Возле меня была лестница на крышу. Я выбежал наверх и глянул вниз на царскую Террасу. Там было не слишком высоко, и никого не было — только вдали женщина развешивала белье… Я проскользнул между зубцами верхней стены, повис на руках и спрыгнул. Я с детства знал, как падать, чтоб не разбиться.
Приземлился я на ноги, но подвернул лодыжку. Не так сильно, чтобы хромать, но больно было — я разозлился еще больше… Подбежал к окну спальни, распахнул занавеси — она была в ванне.
На момент это напомнило мне комнату матери десять лет назад: девушка с гребнем и шпильками, платье расстелено на кровати, ароматный пар над глазурованной красной глиной…
Мать была белее, и благовония ее были более свежими, весенними. Она ведь и моложе была в то время, но об этом я не подумал. Услышал свистящее дыхание Царицы и увидел ее лицо.
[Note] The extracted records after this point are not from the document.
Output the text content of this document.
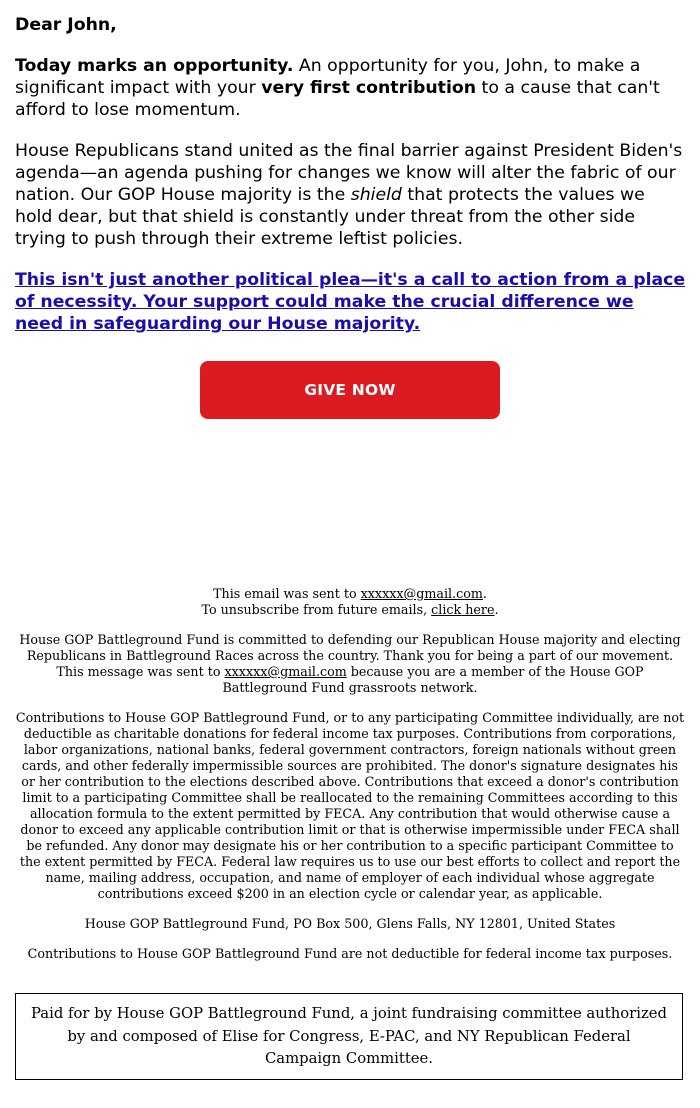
Dear John,

Today marks an opportunity. An opportunity for you, John, to make a significant impact with your very first contribution to a cause that can't afford to lose momentum.

House Republicans stand united as the final barrier against President Biden's agenda—an agenda pushing for changes we know will alter the fabric of our nation. Our GOP House majority is the shield that protects the values we hold dear, but that shield is constantly under threat from the other side trying to push through their extreme leftist policies.

This isn't just another political plea—it's a call to action from a place of necessity. Your support could make the crucial difference we need in safeguarding our House majority.
GIVE NOW

This email was sent to xxxxxx@gmail.com.

To unsubscribe from future emails, click here.

House GOP Battleground Fund is committed to defending our Republican House majority and electing Republicans in Battleground Races across the country. Thank you for being a part of our movement. This message was sent to xxxxxx@gmail.com because you are a member of the House GOP Battleground Fund grassroots network.

Contributions to House GOP Battleground Fund, or to any participating Committee individually, are not deductible as charitable donations for federal income tax purposes. Contributions from corporations, labor organizations, national banks, federal government contractors, foreign nationals without green cards, and other federally impermissible sources are prohibited. The donor's signature designates his or her contribution to the elections described above. Contributions that exceed a donor's contribution limit to a participating Committee shall be reallocated to the remaining Committees according to this allocation formula to the extent permitted by FECA. Any contribution that would otherwise cause a donor to exceed any applicable contribution limit or that is otherwise impermissible under FECA shall be refunded. Any donor may designate his or her contribution to a specific participant Committee to the extent permitted by FECA. Federal law requires us to use our best efforts to collect and report the name, mailing address, occupation, and name of employer of each individual whose aggregate contributions exceed $200 in an election cycle or calendar year, as applicable.

House GOP Battleground Fund, PO Box 500, Glens Falls, NY 12801, United States

Contributions to House GOP Battleground Fund are not deductible for federal income tax purposes.

Paid for by House GOP Battleground Fund, a joint fundraising committee authorized by and composed of Elise for Congress, E-PAC, and NY Republican Federal Campaign Committee.
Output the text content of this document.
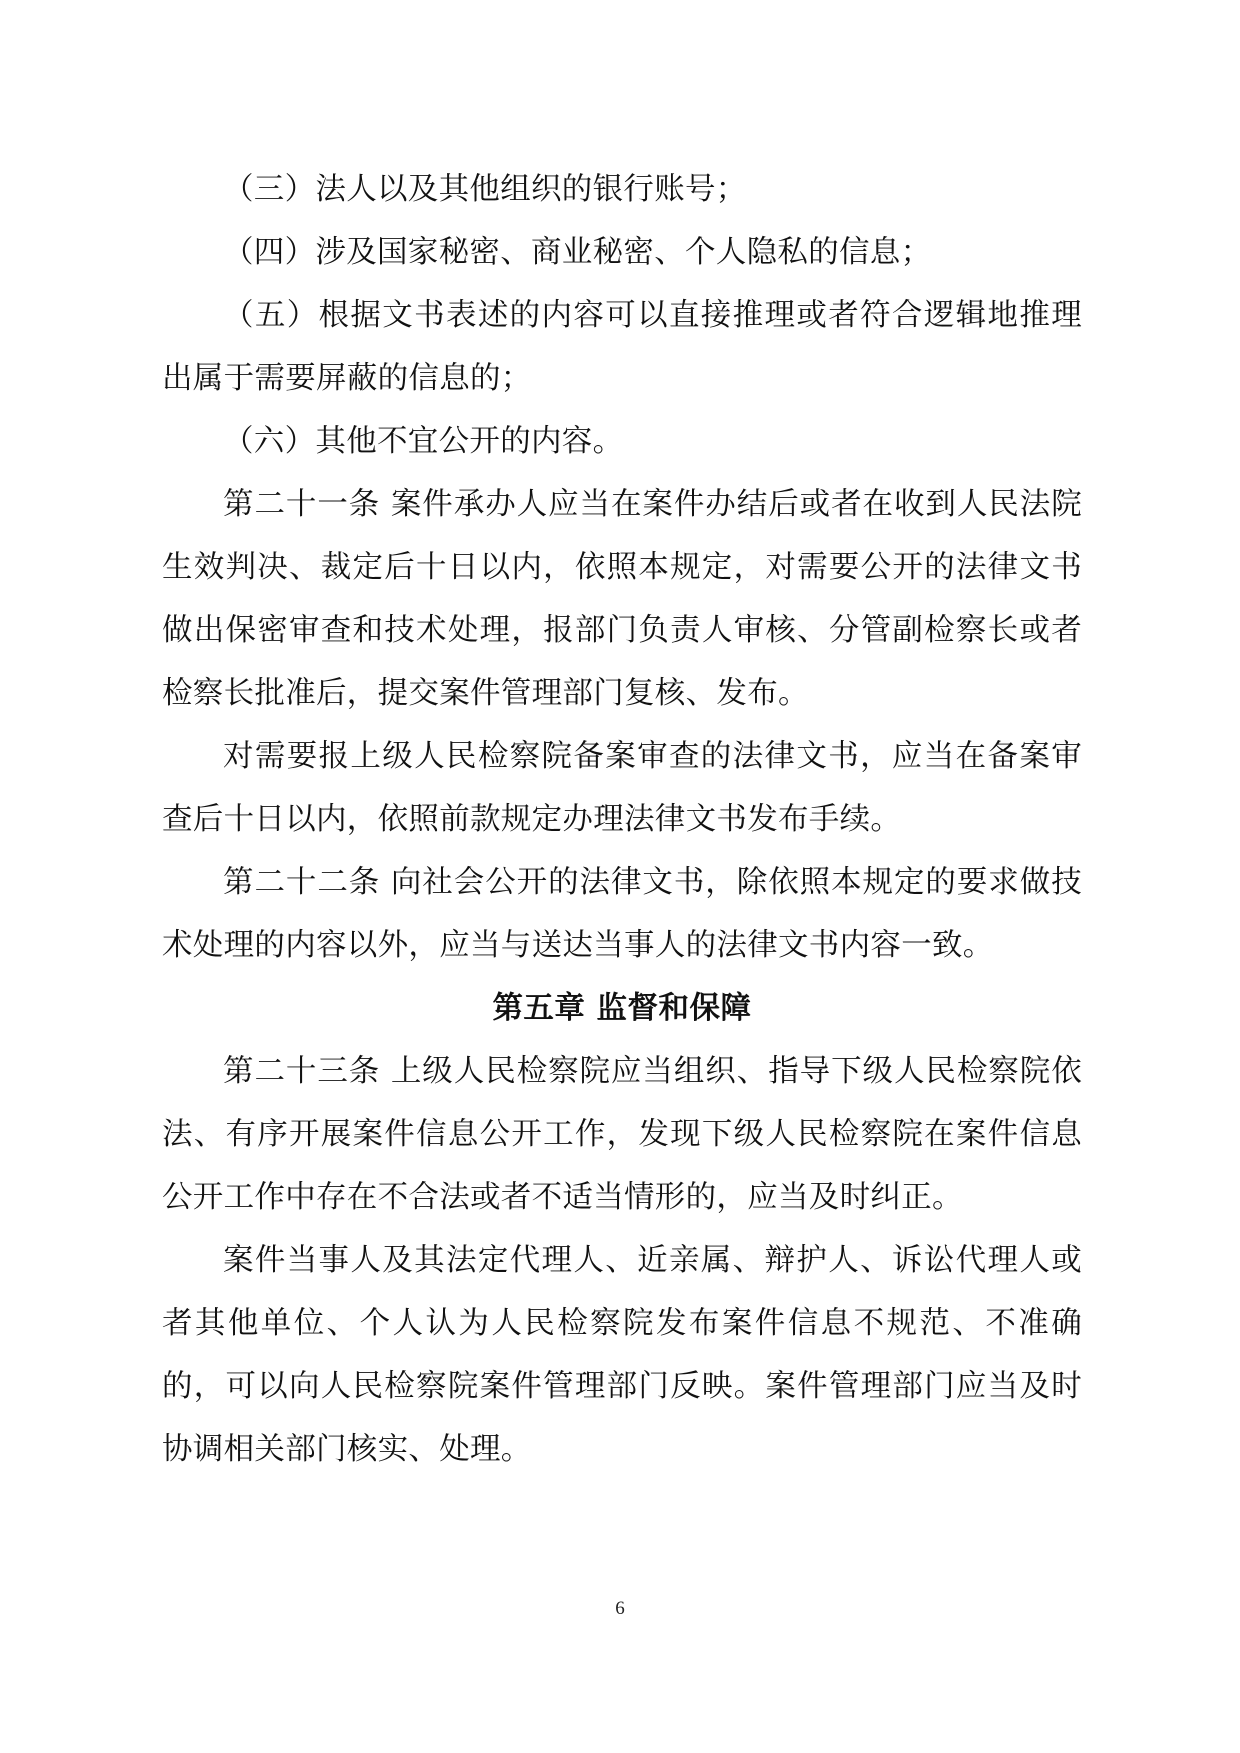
（三）法人以及其他组织的银行账号；

（四）涉及国家秘密、商业秘密、个人隐私的信息；

（五）根据文书表述的内容可以直接推理或者符合逻辑地推理出属于需要屏蔽的信息的；

（六）其他不宜公开的内容。

第二十一条 案件承办人应当在案件办结后或者在收到人民法院生效判决、裁定后十日以内，依照本规定，对需要公开的法律文书做出保密审查和技术处理，报部门负责人审核、分管副检察长或者检察长批准后，提交案件管理部门复核、发布。

对需要报上级人民检察院备案审查的法律文书，应当在备案审查后十日以内，依照前款规定办理法律文书发布手续。

第二十二条 向社会公开的法律文书，除依照本规定的要求做技术处理的内容以外，应当与送达当事人的法律文书内容一致。

第五章 监督和保障

第二十三条 上级人民检察院应当组织、指导下级人民检察院依法、有序开展案件信息公开工作，发现下级人民检察院在案件信息公开工作中存在不合法或者不适当情形的，应当及时纠正。

案件当事人及其法定代理人、近亲属、辩护人、诉讼代理人或者其他单位、个人认为人民检察院发布案件信息不规范、不准确的，可以向人民检察院案件管理部门反映。案件管理部门应当及时协调相关部门核实、处理。

6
Однажды в детстве мой воспитатель и так уже собирался меня высечь, а тут я еще вошел к нему случайно, — раньше чем он меня ждал, — и как раз в тот момент дворцовая девушка хлестнула его по лицу. Ну и досталось же мне в тот раз!.. Теперь я тоже вошел раньше времени. Возле платья лежала диадема, выше той что она носила обычно; лицо ее было влажно от пота, без краски; из ванны торчала нога — ей срезали ногти… Я видел — она заставит меня платить за то, что застал ее вот так.
Она задернула ногу в ванну, — девушка выронила нож, — но коленки все равно торчали.
— Выйди, — говорит, — и жди. Мы не готовы.
Так разговаривают со слугами. Как раз это мне и было нужно.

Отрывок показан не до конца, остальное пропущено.